#include<iostream>
using namespace std;

class node{
    public:
    int data;
    node* addr;.//it's address of the next node
    node(int val){
        data=val;
        addr = NULL;
    }
};

void addVal(node* &head, int val){

    node *n=new node(val);
    if (head==NULL){
        head = n;
        return;///<-WHY THIS?
    }
    node *p=head;
    while(p->addr!=NULL){
        p=p->addr;
    }
    p->addr=n;
    return;
}

void display(node *head){
    node *p=head;
    while(p!=NULL){
        cout<<p<<" "<<p->data<<" "<<p->addr<<endl;
        p=p->addr;
    }
}
int main(){
    node *head=NULL;
    addVal(head,1);
    addVal(head,2);
    addVal(head,3);
    addVal(head,4);
    addVal(head,5);
    display(head);
    return 0;
}

I was getting a blank terminal when I ran this without the return; inside of the if statement. Why is return necessary here? (I passed head's val by reference, so if I change it inside of the function the actual value would be affected as usual. But somehow it gets stuck without the return).
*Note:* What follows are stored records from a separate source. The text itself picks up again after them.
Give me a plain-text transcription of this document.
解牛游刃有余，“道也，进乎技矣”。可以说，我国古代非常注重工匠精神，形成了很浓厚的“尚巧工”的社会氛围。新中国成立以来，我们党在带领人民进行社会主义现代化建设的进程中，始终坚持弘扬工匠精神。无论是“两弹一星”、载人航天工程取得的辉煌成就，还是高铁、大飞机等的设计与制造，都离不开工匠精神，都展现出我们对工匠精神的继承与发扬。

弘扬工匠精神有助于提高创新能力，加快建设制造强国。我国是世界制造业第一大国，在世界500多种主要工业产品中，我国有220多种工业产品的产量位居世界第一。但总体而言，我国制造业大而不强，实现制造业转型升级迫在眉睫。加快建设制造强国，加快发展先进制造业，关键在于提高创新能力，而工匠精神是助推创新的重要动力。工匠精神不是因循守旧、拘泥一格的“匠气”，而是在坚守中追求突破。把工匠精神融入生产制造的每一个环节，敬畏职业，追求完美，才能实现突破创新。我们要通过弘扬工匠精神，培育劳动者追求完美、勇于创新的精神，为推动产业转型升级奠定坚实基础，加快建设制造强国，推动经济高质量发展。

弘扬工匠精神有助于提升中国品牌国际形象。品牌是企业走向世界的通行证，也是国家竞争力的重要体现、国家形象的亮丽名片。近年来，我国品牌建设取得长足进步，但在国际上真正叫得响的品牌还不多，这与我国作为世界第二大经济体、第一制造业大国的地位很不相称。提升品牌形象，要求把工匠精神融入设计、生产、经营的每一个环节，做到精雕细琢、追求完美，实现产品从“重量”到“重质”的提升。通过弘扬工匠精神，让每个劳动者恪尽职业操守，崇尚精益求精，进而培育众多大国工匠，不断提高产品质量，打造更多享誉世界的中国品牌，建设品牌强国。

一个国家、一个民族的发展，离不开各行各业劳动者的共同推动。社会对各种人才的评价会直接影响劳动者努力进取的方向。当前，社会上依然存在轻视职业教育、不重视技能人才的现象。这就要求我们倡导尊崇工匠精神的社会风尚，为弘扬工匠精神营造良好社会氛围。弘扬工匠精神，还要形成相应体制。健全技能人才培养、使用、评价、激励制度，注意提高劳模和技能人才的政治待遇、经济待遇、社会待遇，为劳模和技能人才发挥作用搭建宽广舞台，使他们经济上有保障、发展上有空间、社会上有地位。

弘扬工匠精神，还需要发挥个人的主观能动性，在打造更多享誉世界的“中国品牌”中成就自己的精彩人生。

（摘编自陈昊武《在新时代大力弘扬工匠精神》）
CodePudding user response：

If you do not return this is what happens:

node *p=head;                //   p equals head which equals n
while(p->addr!=NULL){        //   p->addr is NULL, this loop stops immediately
    p=p->addr;
}
p->addr=n;                   //   this assignes n to p's next ptr
return;                      

The use of many different names for the same thing can be a little confusing. You create a new node and the pointer to it is n. This is the new head. p also points to this new head.

Now addr is the next node of head.

If you do not return after creating the new head and assigning the pointer to head the function will continue to assing the pointer to the same node to head->addr. You'd get a list with a head that has itself as the next node.

You could have observed this by using a debugger.